Aksel terdiam. Dia tahu dia marah. Dia tidak terima. Kenapa pula Virga nggak peka, sih? batin Aksel. "Gue nggak suka aja lo dekat-dekat sama cowok kayak gitu. Asing. Bahaya."
"Lah, kan, baru kenal. Toh aku juga nggak langsung nebeng ke dia atau main bareng dia. Cuma kenal lewat chat. Sama aja kayak punya teman sekelas baru, terus tukar kontak. Bedanya ini bukan teman sekelas, tapi orang asing baru lewat."
"Itulah, Vir. Dia orang asing. Lo nggak tahu apa-apa tentang dia. Nggak usahlah dekat-dekat sama si Virgo-Virgo itu."
"Wah, Kak Aksel kenapa jadi mengatur-ngatur hidupku begini?"
Aksel bungkam.
Ya, kenapa dia jadi mau mengatur hidup Virga? Kenapa dia merasa begitu takut kehilangan gadis itu? Dia sudah merasakan rasa hilang ini sedari awal mengetahui bahwa Virga akan pergi. Besok. Dan setelah ini, dia takkan melihat Virga lagi selama setahun atau bisa jadi lebih.
Terkadang memang sesuatu baru terasa berharga begitu kehilangan.
Virga menunggunya dengan wajah datar. Sementara Aksel tak tahu harus menjawab apa. Haruskah sekarang? pikir Aksel. Harus sekarang gue ngomong hal ini?
"Kak, kenapa?" tanya Virga.
Aksel kini menatap Virga dengan dalam. Because I love you, Virga, ujarnya dalam hati. I love you. I really do. I fall hard for you and I always do. You can become my whole universe at an instance. You are my inner peace and you are my home. I don't want to lose you.
Namun, Aksel tak mengucapkan itu semua.
Dia simpan itu dalam memori. Sebab dia tahu, ini belum saatnya.

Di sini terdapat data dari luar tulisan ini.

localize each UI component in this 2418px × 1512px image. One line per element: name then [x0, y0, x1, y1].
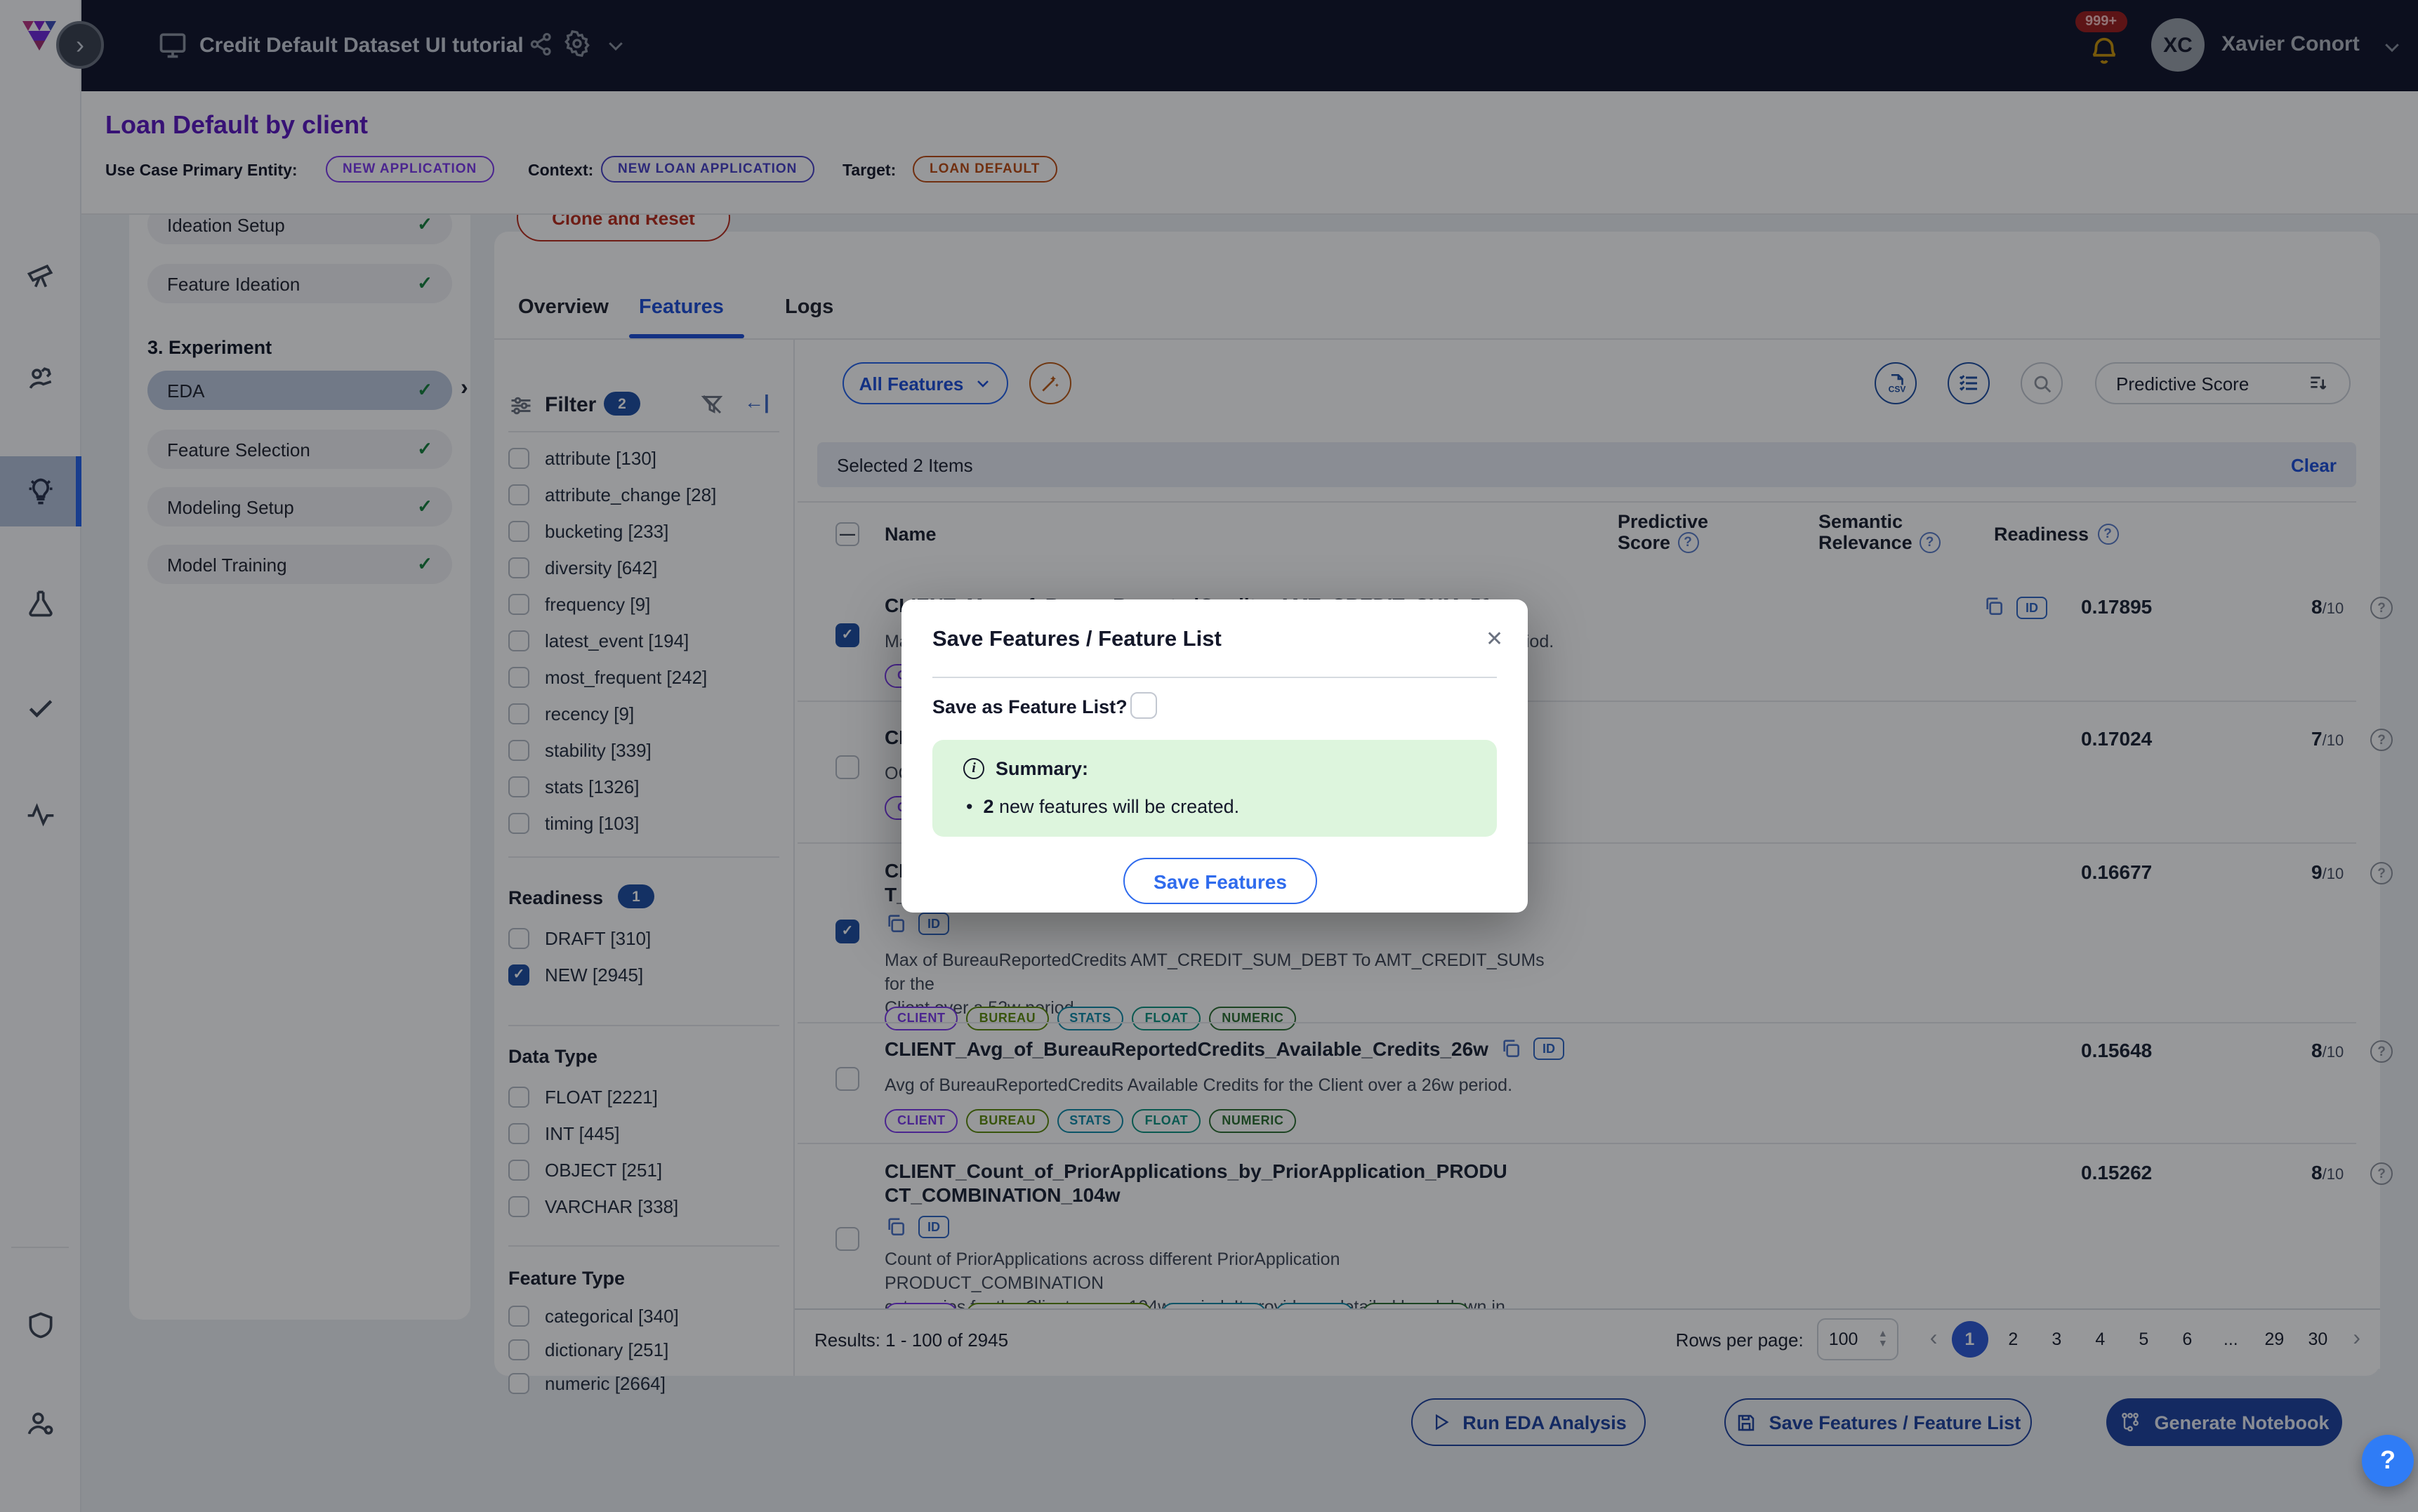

Pada akhirnya, Aksel hanya tersenyum. Lantas berkata, "Sorry, I was being an overprotective big brother just then. Sekarang mending kita nonton aja."
Virga mengangguk, lalu berjalan ke arah studio sesuai tiket. Aksel mengikuti dari belakang. Bahkan setelah selesai menonton, setelah Virga kembali ke rumahnya, setelah esok dia berangkat di bandara, Aksel masih tak mampu mengucapkan kata-kata itu.
Dia takut dengan konsekuensi yang menyertai.
Sebab dia tidak pernah dan tidak mau ditolak, apalagi oleh gadis yang sangat, sangat dicintainya.
[ ].
A/N
Sebegitu kuatkah chemistry Virgaksel buat kalian? Ahahaha.